No quiero pensar en la muerte, no me agrada dialogar del más allá porque
nada habría después de expirar. Reflexionar sobre mi residencia en el
cementerio me amarga, me embrolla. En la tumba sólo hay oscuridad y gusanos que
se alimentan de mi ser. Es preocupante que tanto religioso centre parte de su
vida y de su credo en las consecuencias de la defunción con sesudos análisis y
comentarios. De esta triste finitud pasamos a una bulliciosa eternidad? No lo
sé. Cuando veo mi lápida con mi nombre me asusto, aunque no lo reconozca
públicamente. Días enteros he girado alrededor de mi ataúd consumido por la
ansiedad y la duda. Es que tengo que ser un escéptico consecuente, cumplir con
el perfil del intelectual posmoderno. No veo ninguna luz al final del túnel. Cuando
estoy solo con mi alma mi fallecimiento no me genera ningún regocijo, es más,
al pensar en mi funeral me complico entero, en silencio. Me gustaría decir que
cuando uno se muere todo termina y la historia concluyó.
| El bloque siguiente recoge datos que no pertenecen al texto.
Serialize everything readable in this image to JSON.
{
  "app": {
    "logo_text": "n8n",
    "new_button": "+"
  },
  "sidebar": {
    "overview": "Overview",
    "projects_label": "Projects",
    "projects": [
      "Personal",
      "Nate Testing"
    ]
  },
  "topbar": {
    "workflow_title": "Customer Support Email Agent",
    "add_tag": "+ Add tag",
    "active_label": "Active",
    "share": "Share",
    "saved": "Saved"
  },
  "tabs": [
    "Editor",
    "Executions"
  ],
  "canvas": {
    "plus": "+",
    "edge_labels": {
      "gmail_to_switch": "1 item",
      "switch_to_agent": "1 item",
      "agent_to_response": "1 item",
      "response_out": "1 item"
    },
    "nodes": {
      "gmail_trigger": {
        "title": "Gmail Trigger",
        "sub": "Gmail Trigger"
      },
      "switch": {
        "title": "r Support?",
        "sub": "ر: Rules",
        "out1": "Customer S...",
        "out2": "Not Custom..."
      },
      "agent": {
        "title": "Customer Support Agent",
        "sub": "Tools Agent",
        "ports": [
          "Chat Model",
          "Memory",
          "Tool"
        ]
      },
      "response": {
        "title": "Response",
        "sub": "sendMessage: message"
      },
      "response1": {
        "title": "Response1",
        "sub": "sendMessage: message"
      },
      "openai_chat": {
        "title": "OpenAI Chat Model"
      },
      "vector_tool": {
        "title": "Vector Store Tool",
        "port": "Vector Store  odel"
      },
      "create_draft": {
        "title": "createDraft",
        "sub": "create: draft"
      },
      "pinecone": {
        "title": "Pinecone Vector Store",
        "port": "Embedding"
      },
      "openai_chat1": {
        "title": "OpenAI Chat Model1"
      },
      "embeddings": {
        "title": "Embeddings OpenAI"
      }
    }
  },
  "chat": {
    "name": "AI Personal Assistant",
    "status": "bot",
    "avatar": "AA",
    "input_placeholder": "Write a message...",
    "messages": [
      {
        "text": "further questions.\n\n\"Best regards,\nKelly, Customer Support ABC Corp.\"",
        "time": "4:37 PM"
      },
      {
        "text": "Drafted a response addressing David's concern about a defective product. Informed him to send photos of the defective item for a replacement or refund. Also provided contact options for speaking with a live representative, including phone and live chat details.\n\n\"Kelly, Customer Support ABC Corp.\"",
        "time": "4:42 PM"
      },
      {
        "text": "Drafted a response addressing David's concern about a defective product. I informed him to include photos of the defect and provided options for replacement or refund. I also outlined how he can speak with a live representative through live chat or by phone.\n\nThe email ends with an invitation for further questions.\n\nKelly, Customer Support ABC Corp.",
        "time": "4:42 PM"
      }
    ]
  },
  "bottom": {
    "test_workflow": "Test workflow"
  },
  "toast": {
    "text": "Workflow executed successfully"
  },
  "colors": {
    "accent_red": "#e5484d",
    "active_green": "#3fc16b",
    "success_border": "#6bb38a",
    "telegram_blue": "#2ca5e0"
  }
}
Hay una voz que a
veces dentro de mí me grita con angustia que la muerte es la fecha más
importante en la sempiterna existencia del hombre. Es un evento transcendental.
Sí, el alma es inmortal. Otros hasta celebran todo lo que viene a continuación
del deceso con una seguridad impresionante. A mí no me agrada demasiado hablar
de las defunciones y cada vez que diviso en mi mente mi lápida, que parece que
desea notificarme de algo, me pongo demasiado nervioso.